Prickle, as an essential syndrome feature of TCM, can be used to assist in the diagnosis and treatment of subhealthy people. But the ambiguity of prickle recognition and the subjective preferences of doctors limit its further application. Combined with modern AI technology, we proposed an end-to-end computer vision-based prickle detection workflow, which makes prickle detection more precise and objective. This workflow is divided into three main steps. Firstly, Swin Transformer, a state-of-the-art semantic segmentation neural network, was employed to segment the tongue region out of a raw image. The segmented tongues were partitioned into four areas: root, center, tip, and margin to help the parameters setting of follow-up spot detection and prickle detection. Secondly, we manually labeled the prickles on 224 tongue images with the help of a spot detector and fed the result into the Faster-RCNN. Finally, the neural network extracted the features of images at both a texture level and morphological level to detect the prickles on the tongues. The precision of our segmentation is 99.47%, and the recall of our detection is 92.42%, which outperformed the existing methods. The result illustrates that the utilization of transfer learning made it possible to train neural networks on a limited number of images. Compared to previously published studies, it gets rid of the trivial parameters tuning procedure and releases the burden on researchers.
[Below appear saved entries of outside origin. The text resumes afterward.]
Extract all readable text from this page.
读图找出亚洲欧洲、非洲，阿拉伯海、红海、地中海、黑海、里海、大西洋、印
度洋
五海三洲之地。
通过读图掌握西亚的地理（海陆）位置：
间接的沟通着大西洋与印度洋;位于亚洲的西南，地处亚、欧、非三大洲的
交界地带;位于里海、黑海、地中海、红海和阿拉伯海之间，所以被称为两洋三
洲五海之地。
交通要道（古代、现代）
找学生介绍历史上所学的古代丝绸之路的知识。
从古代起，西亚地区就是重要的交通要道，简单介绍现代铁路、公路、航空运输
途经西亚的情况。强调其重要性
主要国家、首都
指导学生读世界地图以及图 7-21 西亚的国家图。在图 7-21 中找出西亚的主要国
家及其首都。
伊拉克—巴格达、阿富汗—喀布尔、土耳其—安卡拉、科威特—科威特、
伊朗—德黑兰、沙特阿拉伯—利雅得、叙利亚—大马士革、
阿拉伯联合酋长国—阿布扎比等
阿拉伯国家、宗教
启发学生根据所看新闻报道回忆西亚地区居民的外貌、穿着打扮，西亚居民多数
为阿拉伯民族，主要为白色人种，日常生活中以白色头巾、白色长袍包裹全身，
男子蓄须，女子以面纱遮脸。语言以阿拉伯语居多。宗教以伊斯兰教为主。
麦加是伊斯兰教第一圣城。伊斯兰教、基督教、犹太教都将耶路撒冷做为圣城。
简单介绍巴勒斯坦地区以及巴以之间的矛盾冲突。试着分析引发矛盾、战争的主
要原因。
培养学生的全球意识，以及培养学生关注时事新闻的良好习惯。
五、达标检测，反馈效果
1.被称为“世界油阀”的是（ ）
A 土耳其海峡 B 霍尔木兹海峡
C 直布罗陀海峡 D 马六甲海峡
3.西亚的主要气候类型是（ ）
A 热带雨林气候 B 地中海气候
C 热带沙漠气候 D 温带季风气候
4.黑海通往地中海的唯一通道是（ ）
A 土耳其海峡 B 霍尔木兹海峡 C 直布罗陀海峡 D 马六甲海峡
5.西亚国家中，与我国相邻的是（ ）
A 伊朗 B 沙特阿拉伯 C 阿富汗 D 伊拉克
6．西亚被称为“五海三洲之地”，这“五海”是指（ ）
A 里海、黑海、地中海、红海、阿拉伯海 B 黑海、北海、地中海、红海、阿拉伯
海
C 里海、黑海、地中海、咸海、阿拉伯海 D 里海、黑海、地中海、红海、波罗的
Meanwhile, the workflow proposed is more portable, which means you can transfer the model to arbitrary tongue characteristics or image acquisition equipment.
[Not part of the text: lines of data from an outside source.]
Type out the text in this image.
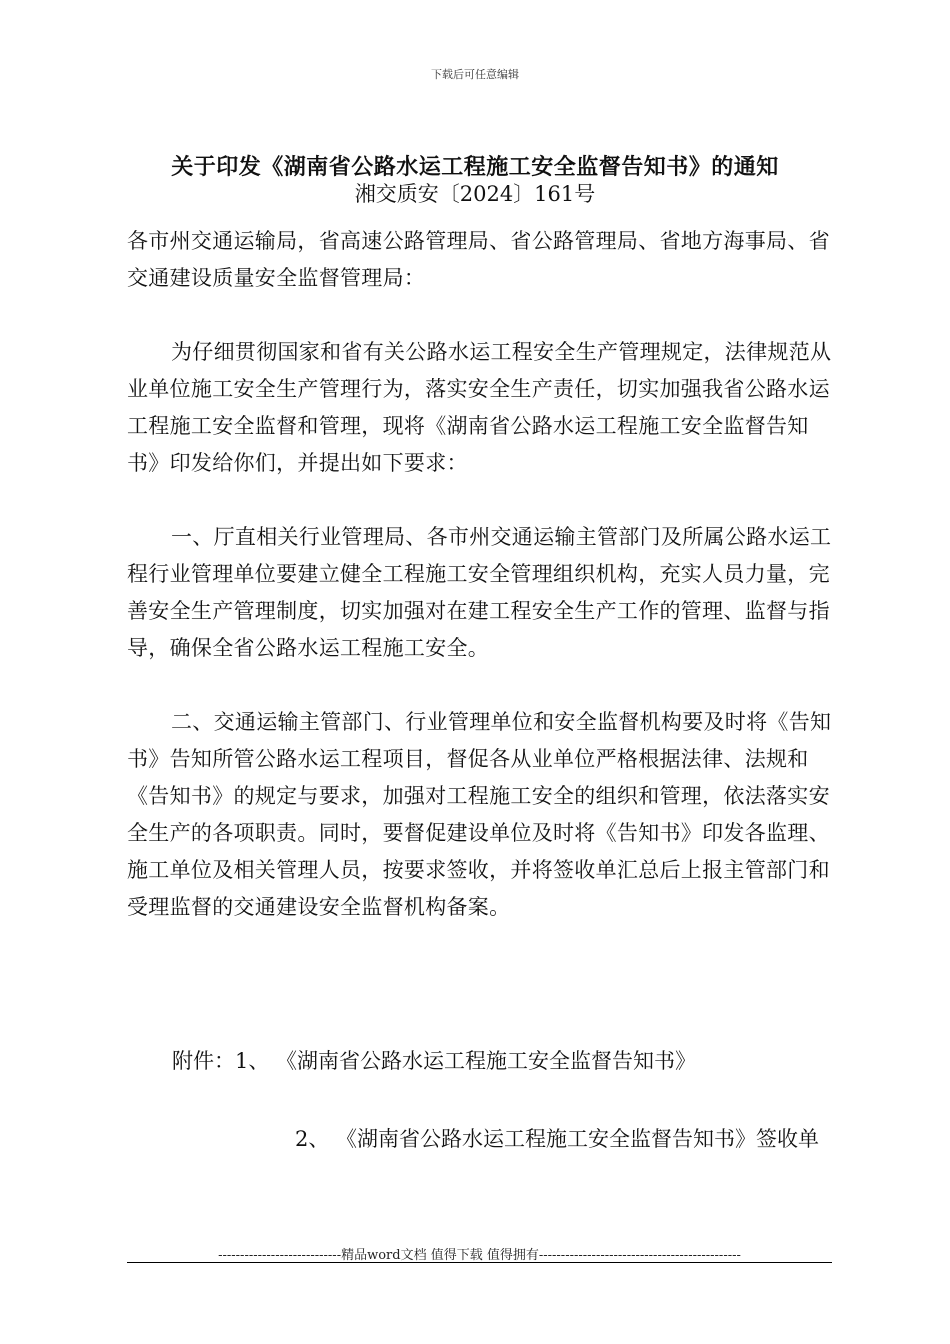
下载后可任意编辑
关于印发《湖南省公路水运工程施工安全监督告知书》的通知
湘交质安〔2024〕161号
各市州交通运输局，省高速公路管理局、省公路管理局、省地方海事局、省交通建设质量安全监督管理局：
为仔细贯彻国家和省有关公路水运工程安全生产管理规定，法律规范从业单位施工安全生产管理行为，落实安全生产责任，切实加强我省公路水运工程施工安全监督和管理，现将《湖南省公路水运工程施工安全监督告知书》印发给你们，并提出如下要求：
一、厅直相关行业管理局、各市州交通运输主管部门及所属公路水运工程行业管理单位要建立健全工程施工安全管理组织机构，充实人员力量，完善安全生产管理制度，切实加强对在建工程安全生产工作的管理、监督与指导，确保全省公路水运工程施工安全。
二、交通运输主管部门、行业管理单位和安全监督机构要及时将《告知书》告知所管公路水运工程项目，督促各从业单位严格根据法律、法规和《告知书》的规定与要求，加强对工程施工安全的组织和管理，依法落实安全生产的各项职责。同时，要督促建设单位及时将《告知书》印发各监理、施工单位及相关管理人员，按要求签收，并将签收单汇总后上报主管部门和受理监督的交通建设安全监督机构备案。
附件：1、 《湖南省公路水运工程施工安全监督告知书》
2、 《湖南省公路水运工程施工安全监督告知书》签收单
----------------------------精品word文档 值得下载 值得拥有----------------------------------------------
In the context of artificial intelligence and big data, the informatization of TCM diagnosis is an area that urgently needs in-depth research. Our work took full advantage of the deep learning algorithm to implement an intelligent recognition of prickles and provided the possibility of establishing the quantitative association between the tongue image and clinical symptoms. In addition, incorporating a prickle detection model into the smartphone will allow people without medical knowledge to give themselves a simple health status assessment, and a quantitative and objective tongue diagnosis will also benefit the integration of TCM and modern Western medicine. The precise segmentation and feature recognition of the tonguecan also be used for throat swab robot perception.

Though our method is state-of-the-art, there are some aspects for further research. Firstly, the model was trained on the images sampled by a standard acquisition device, which limits its generalization and robustness. A larger dataset consisting of images from different devices would help the model to establish a greater degree of accuracy in this matter. Secondly, our model provides a paradigm for tongue feature detection. With petechiae, cracks, tooth-marks, and other TCM features of the tongues labeled, the model has the potential to achieve an acceptable result. Thirdly, most existing learning-based tongue feature detection methods aim to find bounding boxes. It is possible to use a segmentor to classify every single pixel in the image into a kind of TCM tongue feature.

Data Availability

The experimental data and code used to support the findings of this study will be available on https://github.com/zz7379/PrickleDetection or on contacting the authors with reasonable request ([email protected]).

Conflicts of Interest

The authors declare that there are no conflicts of interest.

Authors’ Contributions

Xinzhou Wang and Siyan Luo contributed equally to this work.

Acknowledgments

The research in the paper is jointly funded by the Sino-German Collaborative Research Project Crossmodal Learning (NSFC 62061136001/DFG TRR169), Key Technoligies on a Pharyngeal Swab Sampling Robot using Human-Machine Fusion Based on the Prey Mechanism of the Tip of the Chameleon Tongue and its Demonstration Applications (No. 2020GQG0006), and National Science Foundation No. 81973683.